Across the street, Kafeel’s neighbour was delighted at the verdict. “It is the right time now,” said 23-year-old Ashwini Kumar Pandey, whose father is the priest of a Durga temple in Hauz Qazi that had been vandalised in July after an alleged parking scuffle between Hindu and Muslim neighbours. The scuffle had briefly sparked communal tensions in the area.
Pandey, whose family hails from Uttar Pradesh’s Basti district, is a member of the Bajrang Dal. He said he had graduated from college a year ago and was looking for work.

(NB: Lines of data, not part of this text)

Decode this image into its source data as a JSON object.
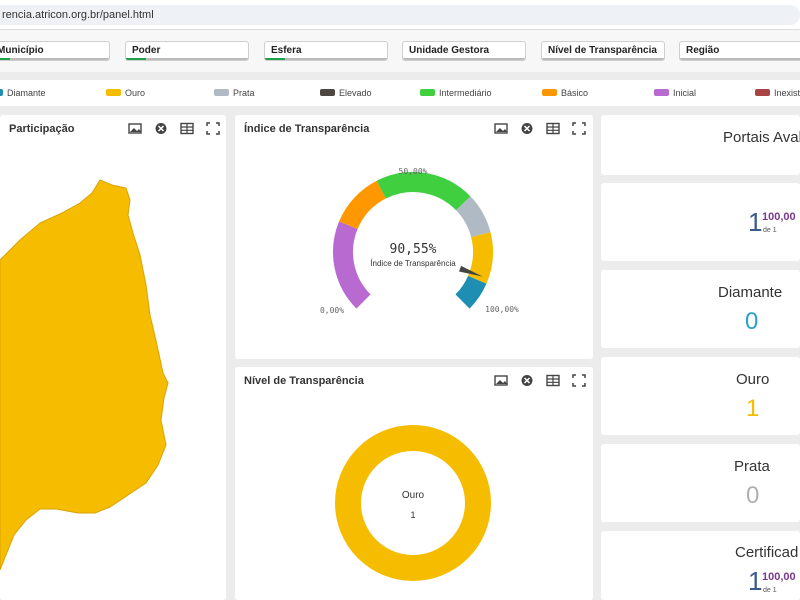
{
  "browser": {
    "url": "rencia.atricon.org.br/panel.html"
  },
  "filters": [
    {
      "label": "Município"
    },
    {
      "label": "Poder"
    },
    {
      "label": "Esfera"
    },
    {
      "label": "Unidade Gestora"
    },
    {
      "label": "Nível de Transparência"
    },
    {
      "label": "Região"
    }
  ],
  "legend": [
    {
      "label": "Diamante",
      "color": "#1e8fb3"
    },
    {
      "label": "Ouro",
      "color": "#f5bc00"
    },
    {
      "label": "Prata",
      "color": "#b0bac4"
    },
    {
      "label": "Elevado",
      "color": "#4d4641"
    },
    {
      "label": "Intermediário",
      "color": "#3fcf3f"
    },
    {
      "label": "Básico",
      "color": "#ff9800"
    },
    {
      "label": "Inicial",
      "color": "#b86ad1"
    },
    {
      "label": "Inexistente",
      "color": "#a84444"
    }
  ],
  "map_panel": {
    "title": "Participação",
    "fill_color": "#f5bc00"
  },
  "gauge_panel": {
    "title": "Índice de Transparência",
    "value_text": "90,55%",
    "value_label": "Índice de Transparência",
    "min_label": "0,00%",
    "mid_label": "50,00%",
    "max_label": "100,00%"
  },
  "donut_panel": {
    "title": "Nível de Transparência",
    "center_label": "Ouro",
    "center_value": "1",
    "color": "#f5bc00"
  },
  "stats": {
    "portais": {
      "title": "Portais Aval"
    },
    "kpi1": {
      "number": "1",
      "percent": "100,00",
      "sub": "de 1"
    },
    "diamante": {
      "title": "Diamante",
      "value": "0",
      "color": "#2aa1c8"
    },
    "ouro": {
      "title": "Ouro",
      "value": "1",
      "color": "#f5bc00"
    },
    "prata": {
      "title": "Prata",
      "value": "0",
      "color": "#b0b0b0"
    },
    "certificados": {
      "title": "Certificad",
      "number": "1",
      "percent": "100,00",
      "sub": "de 1"
    }
  },
  "chart_data": [
    {
      "type": "gauge",
      "title": "Índice de Transparência",
      "value": 90.55,
      "range": [
        0,
        100
      ],
      "segments": [
        {
          "name": "Inicial",
          "from": 0,
          "to": 25,
          "color": "#b86ad1"
        },
        {
          "name": "Básico",
          "from": 25,
          "to": 40,
          "color": "#ff9800"
        },
        {
          "name": "Intermediário",
          "from": 40,
          "to": 67,
          "color": "#3fcf3f"
        },
        {
          "name": "Prata",
          "from": 67,
          "to": 78,
          "color": "#b0bac4"
        },
        {
          "name": "Ouro",
          "from": 78,
          "to": 92,
          "color": "#f5bc00"
        },
        {
          "name": "Diamante",
          "from": 92,
          "to": 100,
          "color": "#1e8fb3"
        }
      ]
    },
    {
      "type": "pie",
      "title": "Nível de Transparência",
      "categories": [
        "Ouro"
      ],
      "values": [
        1
      ],
      "colors": [
        "#f5bc00"
      ]
    }
  ]
}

After the verdict on Saturday morning, his mobile phone buzzed incessantly. “My friends are asking me to throw a party,” said Pandey.
For now, the celebrations have to wait. “The station house officer had told us all to maintain calm but we will do something in a few days,” he said.
Now for the economy
Many of Old Delhi’s Muslim residents were preoccupied with other concerns, mostly economic. “I suffered a lot because of demonetisation and there is no business now,” Kamin said. Now that the verdict was delivered, he felt, the government should shift focus to solving other problems.
Forty-seven-year-old Mohammad Imran, who also owns a hardware store in Jama Masjid, said that the government should provide more employment for the country’s youth. “Service is the biggest ibadat [worship] for people,” said Imran. “There are no jobs for the youth.”
Even those who were surprised by the judgment took a pragmatic approach. “I did not expect them to give all the land to the Hindus,” said Abdul Daim, a 29-year old shopkeeper in Hauz Qazi. “When a piece of land does not belong to a group then why have they given it for the temple?” But the judgment had to be accepted, Daim felt, so that life could go on: “Hopefully, things will be normal Monday onwards.”
‘Compromise’
On the provision of alternative land for a mosque, residents of Old Delhi had mixed feelings. Kafeel explained that, according to the rules of the Quran, it was not possible for a mosque to be built on land given by others or grabbed. “It is a rule that everyone follows and it has been there since the beginning, even during Babur’s time,” he said. “The logic behind this is that the place of worship has to be a place that is ours and not anyone else’s. We cannot offer namaz in a mosque that was built without following the rules.”
Land for a mosque, he felt, was the court’s attempt at compromise. Others felt it was the Muslim community which had to compromise. “No matter how big a fight, there is always a compromise,” said 24-year-old Mohammad Kamran, who also runs a hardware store in Jama Masjid. “Someone has to bend.”
But the judgment had him worried about Eid Milad processions to commemorate the Prophet Mohammad’s birthday this weekend. “I am scared about the processions,” said Imran. “We do not usually have them but I hope it goes smoothly for those who do.”
A student at Jamia Millia Islamia was more emphatic about her disappointment with the verdict: it was “pro-majority”, she said. “I had expected the Supreme Court to come up with a solution,” said the 22-year-old student, who did not want to be named. “This could have inculcated a sense of justice in both the parties but this decision is an appeasement of the majority and is very disheartening.”